Category Archives: bill buckley

>REACT: The passing of Titans

>Within a few short weeks, two of the most senior political icons have fallen, one to the inevitability of dead and the other to the precursor of terminal illness.

Throughout his career, William F. Buckley has been the conscience and oracle of conservative ideology. He rose to prominence during the darkest days of conservative ostracization – the post Eisenhower ear of “good times” having given way to the “days of rage.” In 1964, Arizona Senator Barry Goldwater was the standard bearer for a presidential annihilation.

The power of Buckley’s intellect sparked the birth of the modern conservative movement that culminated in the election of Ronald Reagan and the eventual Republican Congress. These were more than elections. They represented the fundament shift in American political culture to the right for the first times since Franklin Roosevelt lead the nation to the shoreline of socialism. Even as Roosevelt proffered that the only thing our nation had to fear “was fear itself,” he pandered to the fears inherent in both depression and war to drive the people to the alter of government for sanctuary.

Often seemingly the lonely voice in the wilderness, Buckley penned the epistles of individual freedom and the righteous of the free market. He did so with conviction, compelling logic and common sense. He believed in principle over politics.

His success was not only in substance, but in style. He was ever the gentleman – the powerful but polite adversary on the debaters’ platform. Though less valued today than in times past, he was a man of virtue and honor. He is almost exclusively known for his beliefs, with little notoriety drawn to his personal life.

Edward Kennedy is, and has been, the personification of the anti-Buckley. He is the iconic personality of the radical left – or progressives, as they again prefer to be called. He too, could be dubbed the lone voice in the wilderness as conservative ideology gained favor and dominance under the rubric of the “Reagan Revolution.”.

He never lost his devotion to the tax and spend policies that would make the central government the point of resolution for virtually all human plights. Though cloaked in the skin of the lamb, the bloody fangs of socialism were always evident.

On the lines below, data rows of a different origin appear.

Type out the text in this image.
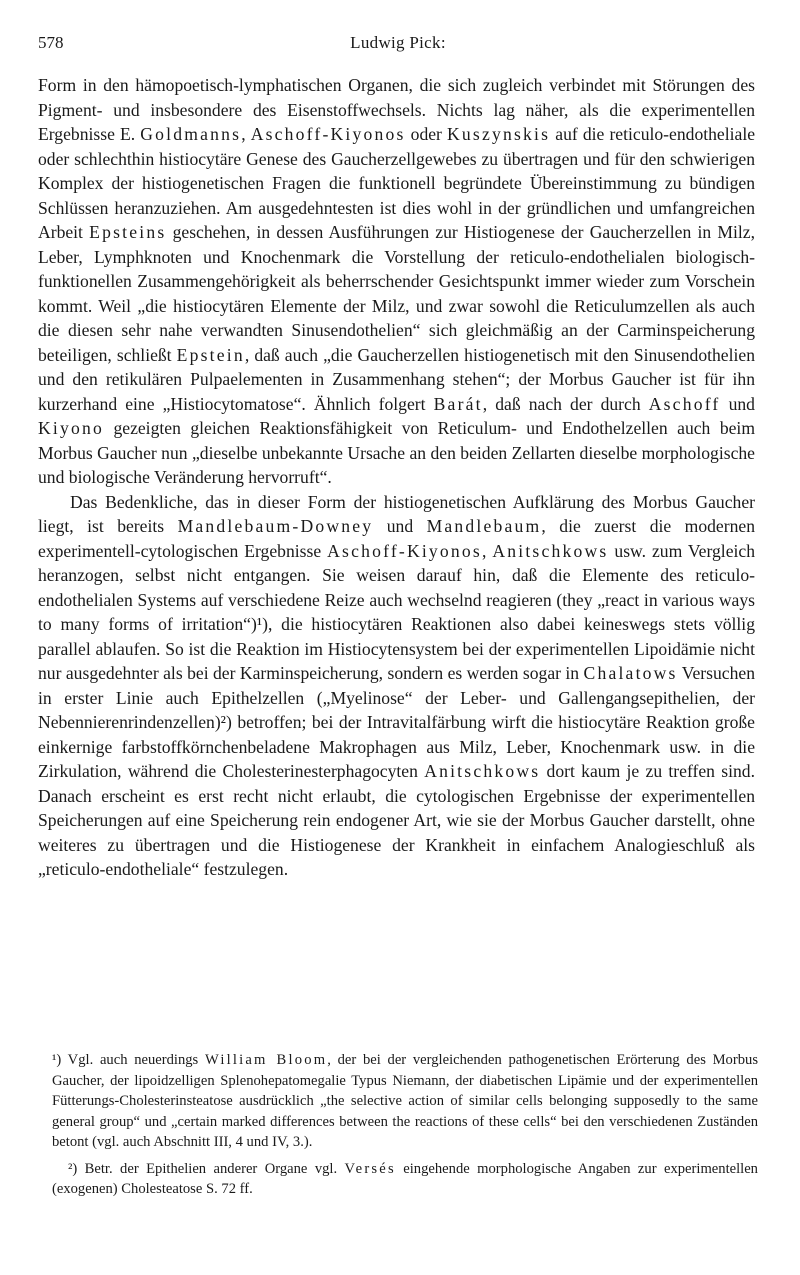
578	Ludwig Pick:

Form in den hämopoetisch-lymphatischen Organen, die sich zugleich verbindet mit Störungen des Pigment- und insbesondere des Eisenstoffwechsels. Nichts lag näher, als die experimentellen Ergebnisse E. Goldmanns, Aschoff-Kiyonos oder Kuszynskis auf die reticulo-endotheliale oder schlechthin histiocytäre Genese des Gaucherzellgewebes zu übertragen und für den schwierigen Komplex der histiogenetischen Fragen die funktionell begründete Übereinstimmung zu bündigen Schlüssen heranzuziehen. Am ausgedehntesten ist dies wohl in der gründlichen und umfangreichen Arbeit Epsteins geschehen, in dessen Ausführungen zur Histiogenese der Gaucherzellen in Milz, Leber, Lymphknoten und Knochenmark die Vorstellung der reticulo-endothelialen biologisch-funktionellen Zusammengehörigkeit als beherrschender Gesichtspunkt immer wieder zum Vorschein kommt. Weil „die histiocytären Elemente der Milz, und zwar sowohl die Reticulumzellen als auch die diesen sehr nahe verwandten Sinusendothelien“ sich gleichmäßig an der Carminspeicherung beteiligen, schließt Epstein, daß auch „die Gaucherzellen histiogenetisch mit den Sinusendothelien und den retikulären Pulpaelementen in Zusammenhang stehen“; der Morbus Gaucher ist für ihn kurzerhand eine „Histiocytomatose“. Ähnlich folgert Barát, daß nach der durch Aschoff und Kiyono gezeigten gleichen Reaktionsfähigkeit von Reticulum- und Endothelzellen auch beim Morbus Gaucher nun „dieselbe unbekannte Ursache an den beiden Zellarten dieselbe morphologische und biologische Veränderung hervorruft“.

Das Bedenkliche, das in dieser Form der histiogenetischen Aufklärung des Morbus Gaucher liegt, ist bereits Mandlebaum-Downey und Mandlebaum, die zuerst die modernen experimentell-cytologischen Ergebnisse Aschoff-Kiyonos, Anitschkows usw. zum Vergleich heranzogen, selbst nicht entgangen. Sie weisen darauf hin, daß die Elemente des reticulo-endothelialen Systems auf verschiedene Reize auch wechselnd reagieren (they „react in various ways to many forms of irritation“)¹), die histiocytären Reaktionen also dabei keineswegs stets völlig parallel ablaufen. So ist die Reaktion im Histiocytensystem bei der experimentellen Lipoidämie nicht nur ausgedehnter als bei der Karminspeicherung, sondern es werden sogar in Chalatows Versuchen in erster Linie auch Epithelzellen („Myelinose“ der Leber- und Gallengangsepithelien, der Nebennierenrindenzellen)²) betroffen; bei der Intravitalfärbung wirft die histiocytäre Reaktion große einkernige farbstoffkörnchenbeladene Makrophagen aus Milz, Leber, Knochenmark usw. in die Zirkulation, während die Cholesterinesterphagocyten Anitschkows dort kaum je zu treffen sind. Danach erscheint es erst recht nicht erlaubt, die cytologischen Ergebnisse der experimentellen Speicherungen auf eine Speicherung rein endogener Art, wie sie der Morbus Gaucher darstellt, ohne weiteres zu übertragen und die Histiogenese der Krankheit in einfachem Analogieschluß als „reticulo-endotheliale“ festzulegen.

¹) Vgl. auch neuerdings William Bloom, der bei der vergleichenden pathogenetischen Erörterung des Morbus Gaucher, der lipoidzelligen Splenohepatomegalie Typus Niemann, der diabetischen Lipämie und der experimentellen Fütterungs-Cholesterinsteatose ausdrücklich „the selective action of similar cells belonging supposedly to the same general group“ und „certain marked differences between the reactions of these cells“ bei den verschiedenen Zuständen betont (vgl. auch Abschnitt III, 4 und IV, 3.).

²) Betr. der Epithelien anderer Organe vgl. Versés eingehende morphologische Angaben zur experimentellen (exogenen) Cholesteatose S. 72 ff.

Kennedy’s ideology is less about freedom and more about amassing political power and privilege — personally and collectively. His brand of liberalism shifted the center of political gravity away from individuals to the paternalistic propensity of government. Inherent in this philosophy is a compulsion to govern — where pragmatism takes precedence over principle. He is more Machiavelli, for whom principle bowed to power, than Mother Theresa, who believed that keeping the faith reigned over temporal success.

This tendency to place pragmatism in the fore creates a selfish notion that the ends justify the means. Principle and policy become meaningless without the acquisition of power.

In his personal life, Kennedy has historically demonstrated that same pragmatic and selfish relativism. His excessive indulgences and tragically scandalous behavior has made him more notable in supermarket tabloids than intellectual journals.

While Buckley articulated the academic underpinnings of free-market conservatism, Kennedy is a constant campaign orator – articulating the language of political advantage at any given moment. While Buckley educated on the ways and means of individual freedom, Kennedy is the salesman of the “big brother” government that he and his fellow believers would provide if given the reigns of power. While Buckley wanted a nation that would think, Kennedy looks to a nation that will only respond.

Still … no matter one’s opinion; we can all rue the end of this clash between ideological Titans. They have personified the Yin and Yang between the philosophic poles of conservatism and liberalism. It is not easy to find their eloquent replacements in the vapid political firmament of these times. Taking sides does not prevent us from mourning the loss of Buckley, or praying for the well-being of Kennedy. Apart from all else, it can be said that both were faithful to their respective causes and visions. Each leaves a great legacy over which we lesser luminaries can carry on the debate.